Farrell's application to strike the lawsuits states that both actions rely on only two facts: that Farrell had a financial interest in a matter which she supported at council and that the city's indemnification policy, which was amended on March 14, 2016 to cover council members, was in place before the Terrignos initially sued her.
Farrell, in Tuesday's application, says she had no financial interest in the matter and the only evidence brought by the lawsuit claim was the proximity of her house to the proposed land development, "an interest councillor Farrell has in common with every homeowner in the neighbourhood."
As for the indemnification policy, Farrell says it has been in effect since 1977. In any case, the Terrignos in their second lawsuit don't specifically claim Farrell is accessing the indemnity fund nor do they offer any evidence to support their allegations.
"Taken together, these deficiencies make it highly unlikely that the applicants will succeed in this action," the application states.
The application takes particular aim at an affidavit sworn by the family's patriarch Rocco Terrigno, portions of which were entered into the court file in support of the second lawsuit. Farrell asks the court to strike nearly a dozen paragraphs from the affidavit because she says they contain information that is "frivolous, irrelevant or improper."
Farrell says the affidavit relies on "selective excerpts" from an audio recording with Jeff Angel, who the affidavit alleges is a former Farrell campaign administrator. And she says that in fairness, the Terrignos must produce the entire transcript of the recording "so that the court may base its determination upon complete information rather than half-truths and partial information selected by the applicants."
Farrell further asks the court to order Rocco Terrigno to immediately submit to questioning about his affidavit, apparently knowing that is unlikely to happen.
Hearing could be held this week
"Mr. Terrigno, unlike other members of his family, is not currently in Calgary but in Rome," the application states. "This was, presumably, a strategic choice on the part of the applicants and the costs associated with Mr.

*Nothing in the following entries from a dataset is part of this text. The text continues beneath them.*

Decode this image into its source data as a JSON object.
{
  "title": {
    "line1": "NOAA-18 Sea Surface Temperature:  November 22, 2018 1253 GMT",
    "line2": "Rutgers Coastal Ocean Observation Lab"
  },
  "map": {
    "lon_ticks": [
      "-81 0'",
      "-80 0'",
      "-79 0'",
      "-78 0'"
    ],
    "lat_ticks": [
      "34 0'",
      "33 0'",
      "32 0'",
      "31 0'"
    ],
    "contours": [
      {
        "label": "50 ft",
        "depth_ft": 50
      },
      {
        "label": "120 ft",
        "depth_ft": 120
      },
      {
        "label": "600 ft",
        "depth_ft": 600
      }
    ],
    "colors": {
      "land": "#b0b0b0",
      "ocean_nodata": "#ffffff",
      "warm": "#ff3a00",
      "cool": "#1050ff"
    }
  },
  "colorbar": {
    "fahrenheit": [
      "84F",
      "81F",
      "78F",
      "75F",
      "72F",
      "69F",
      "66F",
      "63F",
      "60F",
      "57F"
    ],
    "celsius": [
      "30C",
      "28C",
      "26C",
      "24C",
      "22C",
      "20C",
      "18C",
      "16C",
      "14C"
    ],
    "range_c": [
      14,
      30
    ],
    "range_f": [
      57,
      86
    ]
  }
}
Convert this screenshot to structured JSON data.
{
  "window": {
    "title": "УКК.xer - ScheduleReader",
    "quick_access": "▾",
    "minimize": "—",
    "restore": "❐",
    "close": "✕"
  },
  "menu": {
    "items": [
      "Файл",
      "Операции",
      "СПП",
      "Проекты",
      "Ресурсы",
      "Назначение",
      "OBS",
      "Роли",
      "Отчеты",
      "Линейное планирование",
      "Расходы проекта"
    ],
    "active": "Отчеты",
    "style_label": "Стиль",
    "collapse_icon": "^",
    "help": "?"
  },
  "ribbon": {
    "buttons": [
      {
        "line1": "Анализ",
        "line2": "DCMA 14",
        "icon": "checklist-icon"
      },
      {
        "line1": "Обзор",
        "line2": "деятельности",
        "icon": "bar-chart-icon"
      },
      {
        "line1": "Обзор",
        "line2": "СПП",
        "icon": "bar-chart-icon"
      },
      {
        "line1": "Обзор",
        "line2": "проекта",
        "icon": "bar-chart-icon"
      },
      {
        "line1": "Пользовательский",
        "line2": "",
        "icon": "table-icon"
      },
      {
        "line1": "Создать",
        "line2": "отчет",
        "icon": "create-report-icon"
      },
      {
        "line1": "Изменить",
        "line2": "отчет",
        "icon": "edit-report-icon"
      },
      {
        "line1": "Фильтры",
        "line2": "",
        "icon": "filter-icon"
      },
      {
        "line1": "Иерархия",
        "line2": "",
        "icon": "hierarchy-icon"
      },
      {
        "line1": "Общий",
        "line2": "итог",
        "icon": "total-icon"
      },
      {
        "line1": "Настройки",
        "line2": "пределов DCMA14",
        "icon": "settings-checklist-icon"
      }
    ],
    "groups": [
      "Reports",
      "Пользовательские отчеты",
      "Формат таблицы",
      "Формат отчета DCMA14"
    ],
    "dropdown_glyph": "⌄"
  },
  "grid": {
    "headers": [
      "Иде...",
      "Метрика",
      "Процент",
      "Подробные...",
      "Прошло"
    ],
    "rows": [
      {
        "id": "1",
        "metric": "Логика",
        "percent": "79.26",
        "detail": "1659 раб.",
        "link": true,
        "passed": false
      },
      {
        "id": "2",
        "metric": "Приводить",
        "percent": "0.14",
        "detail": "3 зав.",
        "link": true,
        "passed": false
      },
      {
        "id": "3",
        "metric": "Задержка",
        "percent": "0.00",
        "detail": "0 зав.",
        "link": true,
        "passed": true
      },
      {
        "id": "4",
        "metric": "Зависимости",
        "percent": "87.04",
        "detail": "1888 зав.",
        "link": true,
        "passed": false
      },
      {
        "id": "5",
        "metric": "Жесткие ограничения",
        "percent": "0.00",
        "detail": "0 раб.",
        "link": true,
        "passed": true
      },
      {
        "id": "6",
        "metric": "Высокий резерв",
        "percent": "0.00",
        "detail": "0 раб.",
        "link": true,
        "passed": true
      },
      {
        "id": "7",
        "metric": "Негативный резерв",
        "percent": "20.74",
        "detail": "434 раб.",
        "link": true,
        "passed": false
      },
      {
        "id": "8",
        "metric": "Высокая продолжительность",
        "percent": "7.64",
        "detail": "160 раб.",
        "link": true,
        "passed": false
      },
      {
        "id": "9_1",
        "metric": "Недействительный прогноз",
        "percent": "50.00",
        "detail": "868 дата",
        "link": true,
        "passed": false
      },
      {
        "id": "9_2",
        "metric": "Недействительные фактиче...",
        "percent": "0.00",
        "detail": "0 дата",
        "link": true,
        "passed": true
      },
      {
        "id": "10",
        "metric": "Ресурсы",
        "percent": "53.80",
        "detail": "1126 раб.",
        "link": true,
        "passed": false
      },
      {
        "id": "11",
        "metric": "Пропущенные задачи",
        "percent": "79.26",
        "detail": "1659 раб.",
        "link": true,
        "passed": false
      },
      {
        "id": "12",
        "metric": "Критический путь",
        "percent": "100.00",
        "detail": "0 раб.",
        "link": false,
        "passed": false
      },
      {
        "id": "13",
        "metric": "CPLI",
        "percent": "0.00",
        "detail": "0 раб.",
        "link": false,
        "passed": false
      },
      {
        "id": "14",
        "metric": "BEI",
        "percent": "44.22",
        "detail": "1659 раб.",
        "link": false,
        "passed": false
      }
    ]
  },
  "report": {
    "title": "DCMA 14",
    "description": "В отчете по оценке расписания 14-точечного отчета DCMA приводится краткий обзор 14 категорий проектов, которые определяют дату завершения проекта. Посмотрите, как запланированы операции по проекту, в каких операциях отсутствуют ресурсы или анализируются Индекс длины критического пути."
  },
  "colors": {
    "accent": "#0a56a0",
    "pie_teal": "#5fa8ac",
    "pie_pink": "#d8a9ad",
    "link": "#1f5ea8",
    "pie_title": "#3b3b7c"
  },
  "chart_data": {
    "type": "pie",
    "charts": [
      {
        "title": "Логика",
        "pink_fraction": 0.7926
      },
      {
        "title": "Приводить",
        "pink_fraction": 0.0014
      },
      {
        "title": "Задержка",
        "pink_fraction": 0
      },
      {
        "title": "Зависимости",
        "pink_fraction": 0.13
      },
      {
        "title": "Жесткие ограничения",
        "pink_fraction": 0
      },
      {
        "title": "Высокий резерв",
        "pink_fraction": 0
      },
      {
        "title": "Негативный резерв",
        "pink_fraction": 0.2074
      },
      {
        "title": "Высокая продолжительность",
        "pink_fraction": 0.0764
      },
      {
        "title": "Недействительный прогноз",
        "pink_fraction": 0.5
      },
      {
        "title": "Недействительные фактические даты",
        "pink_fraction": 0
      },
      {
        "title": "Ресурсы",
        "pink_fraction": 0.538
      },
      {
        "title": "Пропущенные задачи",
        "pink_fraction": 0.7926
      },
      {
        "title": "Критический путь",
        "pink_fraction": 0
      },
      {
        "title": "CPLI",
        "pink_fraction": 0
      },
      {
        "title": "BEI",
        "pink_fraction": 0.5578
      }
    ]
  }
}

Terrigno's attendance at questioning should be borne by the applicants."
Farrell says any delay in hearing her application "plays into the hands of the applicants by allowing them to use the litigation process as a means to influence the election. The most appropriate way to address this misuse of the judicial process is for the court to reach a determination in this matter well before the election."
It's expected the hearing will be held before week's end.
None of the allegations contained in any of the lawsuits or applications has been proven in court.